New guidance from the Internal Revenue Service seeks to clear the air on the Work Opportunity Tax Credit (WOTC) for employers and gives relief to them as well.
WOTC makes a federal income tax credit available to those employers who hire qualified workers from groups specified in the Internal Revenue Code. These groups are known to face an uphill climb for employment and can include Designated Community Residents or Qualified Summer Youth Employees.
IRS Notice 2021-43 extends the existing 28-day deadline for employers to submit a request to a designated local agency (DLA) certifying new hires are either a Designated Community Resident or a Qualified Summer Youth Employee.

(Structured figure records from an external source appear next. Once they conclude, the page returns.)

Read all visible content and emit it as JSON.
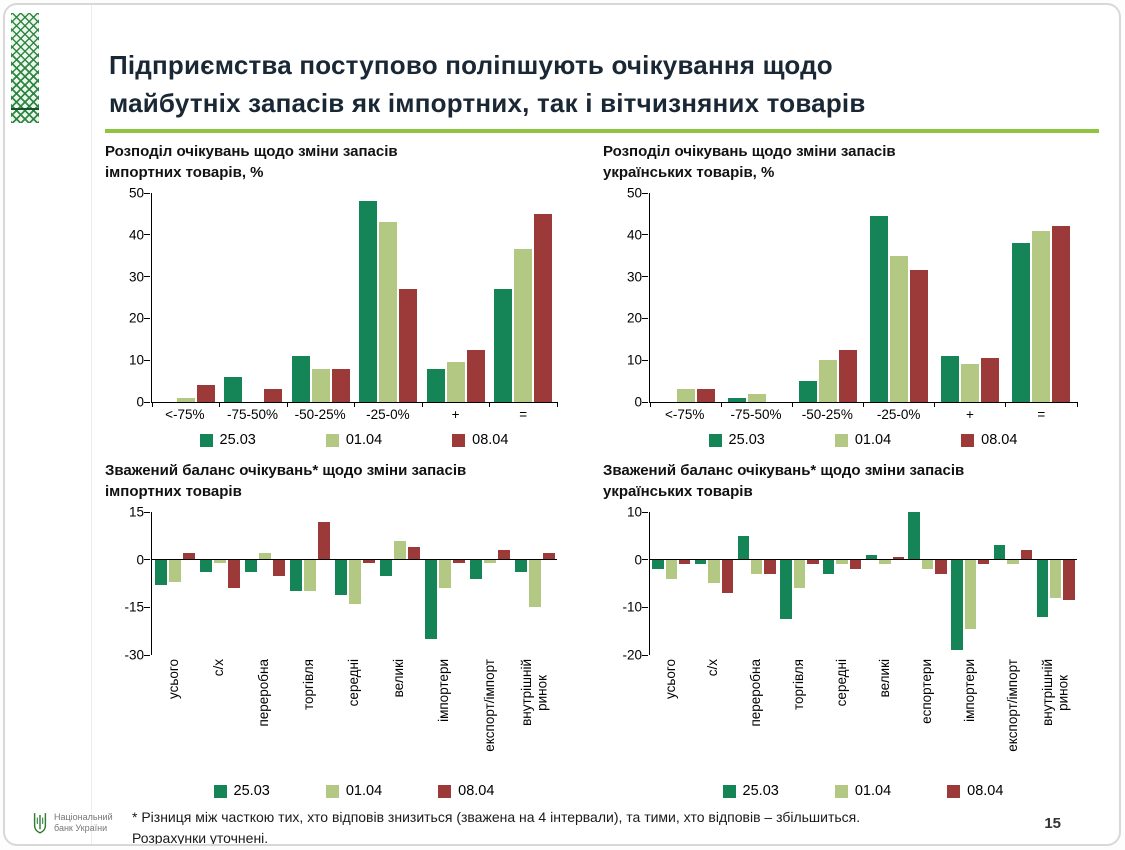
{
  "slide": {
    "title": "Підприємства поступово поліпшують очікування щодо\nмайбутніх запасів як імпортних, так і вітчизняних товарів",
    "accent_green": "#8fc43f",
    "page_number": "15",
    "footnote": "* Різниця між часткою тих, хто відповів знизиться (зважена на 4 інтервали), та тими, хто відповів – збільшиться.\nРозрахунки уточнені.",
    "logo_text": "Національний\nбанк України"
  },
  "series_colors": {
    "25.03": "#158457",
    "01.04": "#b3c983",
    "08.04": "#9b3a38"
  },
  "chart_data": [
    {
      "id": "dist-import",
      "type": "bar",
      "title": "Розподіл очікувань щодо зміни запасів\nімпортних товарів, %",
      "categories": [
        "<-75%",
        "-75-50%",
        "-50-25%",
        "-25-0%",
        "+",
        "="
      ],
      "series": [
        {
          "name": "25.03",
          "values": [
            0,
            6,
            11,
            48,
            8,
            27
          ]
        },
        {
          "name": "01.04",
          "values": [
            1,
            0,
            8,
            43,
            9.5,
            36.5
          ]
        },
        {
          "name": "08.04",
          "values": [
            4,
            3,
            8,
            27,
            12.5,
            45
          ]
        }
      ],
      "ylim": [
        0,
        50
      ],
      "yticks": [
        0,
        10,
        20,
        30,
        40,
        50
      ],
      "axis_bottom": true,
      "rotated_labels": false,
      "grid": false,
      "legend_position": "bottom"
    },
    {
      "id": "dist-ukrainian",
      "type": "bar",
      "title": "Розподіл очікувань щодо зміни запасів\nукраїнських товарів, %",
      "categories": [
        "<-75%",
        "-75-50%",
        "-50-25%",
        "-25-0%",
        "+",
        "="
      ],
      "series": [
        {
          "name": "25.03",
          "values": [
            0,
            1,
            5,
            44.5,
            11,
            38
          ]
        },
        {
          "name": "01.04",
          "values": [
            3,
            2,
            10,
            35,
            9,
            41
          ]
        },
        {
          "name": "08.04",
          "values": [
            3,
            0,
            12.5,
            31.5,
            10.5,
            42
          ]
        }
      ],
      "ylim": [
        0,
        50
      ],
      "yticks": [
        0,
        10,
        20,
        30,
        40,
        50
      ],
      "axis_bottom": true,
      "rotated_labels": false,
      "grid": false,
      "legend_position": "bottom"
    },
    {
      "id": "balance-import",
      "type": "bar",
      "title": "Зважений баланс очікувань* щодо зміни запасів\nімпортних товарів",
      "categories": [
        "усього",
        "с/х",
        "переробна",
        "торгівля",
        "середні",
        "великі",
        "імпортери",
        "експорт/імпорт",
        "внутрішній\nринок"
      ],
      "series": [
        {
          "name": "25.03",
          "values": [
            -8,
            -4,
            -4,
            -10,
            -11,
            -5,
            -25,
            -6,
            -4
          ]
        },
        {
          "name": "01.04",
          "values": [
            -7,
            -1,
            2,
            -10,
            -14,
            6,
            -9,
            -1,
            -15
          ]
        },
        {
          "name": "08.04",
          "values": [
            2,
            -9,
            -5,
            12,
            -1,
            4,
            -1,
            3,
            2
          ]
        }
      ],
      "ylim": [
        -30,
        15
      ],
      "yticks": [
        15,
        0,
        -15,
        -30
      ],
      "axis_bottom": false,
      "rotated_labels": true,
      "grid": false,
      "legend_position": "bottom"
    },
    {
      "id": "balance-ukrainian",
      "type": "bar",
      "title": "Зважений баланс очікувань* щодо зміни запасів\nукраїнських товарів",
      "categories": [
        "усього",
        "с/х",
        "переробна",
        "торгівля",
        "середні",
        "великі",
        "еспортери",
        "імпортери",
        "експорт/імпорт",
        "внутрішній\nринок"
      ],
      "series": [
        {
          "name": "25.03",
          "values": [
            -2,
            -1,
            5,
            -12.5,
            -3,
            1,
            10,
            -19,
            3,
            -12
          ]
        },
        {
          "name": "01.04",
          "values": [
            -4,
            -5,
            -3,
            -6,
            -1,
            -1,
            -2,
            -14.5,
            -1,
            -8
          ]
        },
        {
          "name": "08.04",
          "values": [
            -1,
            -7,
            -3,
            -1,
            -2,
            0.5,
            -3,
            -1,
            2,
            -8.5
          ]
        }
      ],
      "ylim": [
        -20,
        10
      ],
      "yticks": [
        10,
        0,
        -10,
        -20
      ],
      "axis_bottom": false,
      "rotated_labels": true,
      "grid": false,
      "legend_position": "bottom"
    }
  ]
}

Qualified employees must have been hired between Jan. 1 and Oct. 8 of this year. To qualify, workers have to live full-time in an Empowerment Zone.
Empowerment zones themselves were scheduled to be terminated at the end of 2020, but new legislation allowed them to be extended through 2025.

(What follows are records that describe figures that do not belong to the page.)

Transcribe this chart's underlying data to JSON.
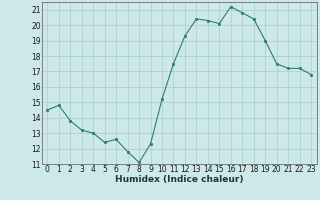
{
  "x": [
    0,
    1,
    2,
    3,
    4,
    5,
    6,
    7,
    8,
    9,
    10,
    11,
    12,
    13,
    14,
    15,
    16,
    17,
    18,
    19,
    20,
    21,
    22,
    23
  ],
  "y": [
    14.5,
    14.8,
    13.8,
    13.2,
    13.0,
    12.4,
    12.6,
    11.8,
    11.1,
    12.3,
    15.2,
    17.5,
    19.3,
    20.4,
    20.3,
    20.1,
    21.2,
    20.8,
    20.4,
    19.0,
    17.5,
    17.2,
    17.2,
    16.8
  ],
  "xlabel": "Humidex (Indice chaleur)",
  "xlim": [
    -0.5,
    23.5
  ],
  "ylim": [
    11,
    21.5
  ],
  "yticks": [
    11,
    12,
    13,
    14,
    15,
    16,
    17,
    18,
    19,
    20,
    21
  ],
  "xticks": [
    0,
    1,
    2,
    3,
    4,
    5,
    6,
    7,
    8,
    9,
    10,
    11,
    12,
    13,
    14,
    15,
    16,
    17,
    18,
    19,
    20,
    21,
    22,
    23
  ],
  "line_color": "#2e7d6e",
  "marker_color": "#2e7d6e",
  "bg_color": "#cce8e8",
  "grid_color": "#aacccc",
  "xlabel_fontsize": 6.5,
  "tick_fontsize": 5.5
}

While all Empowerment Zone designations were extended to Dec. 31, 2025, the relief set forth in Notice 2021-43 gives employers until Nov. 8, 2021 to submit Form 8850, Pre-Screening Notice and Certification Request for the Work Opportunity Credit.
Notice 2021-43 also furnishes guidance to employers who submitted a Form 8850 to a DLA for these employees but were denied because of the original termination of the Empowerment Zones. Relief is also applied to employers who got a certification before the extension of Empowerment Zones went through.
The Work Opportunity Tax Credit can trace its roots all the way back to 1996 and the Small Business Job Protection Act. The WOTC tax credit amounts to a percentage of qualified wages paid in a given year to an employee certified by the Designated Local Agency as a member of one of the specified groups targeted for employment.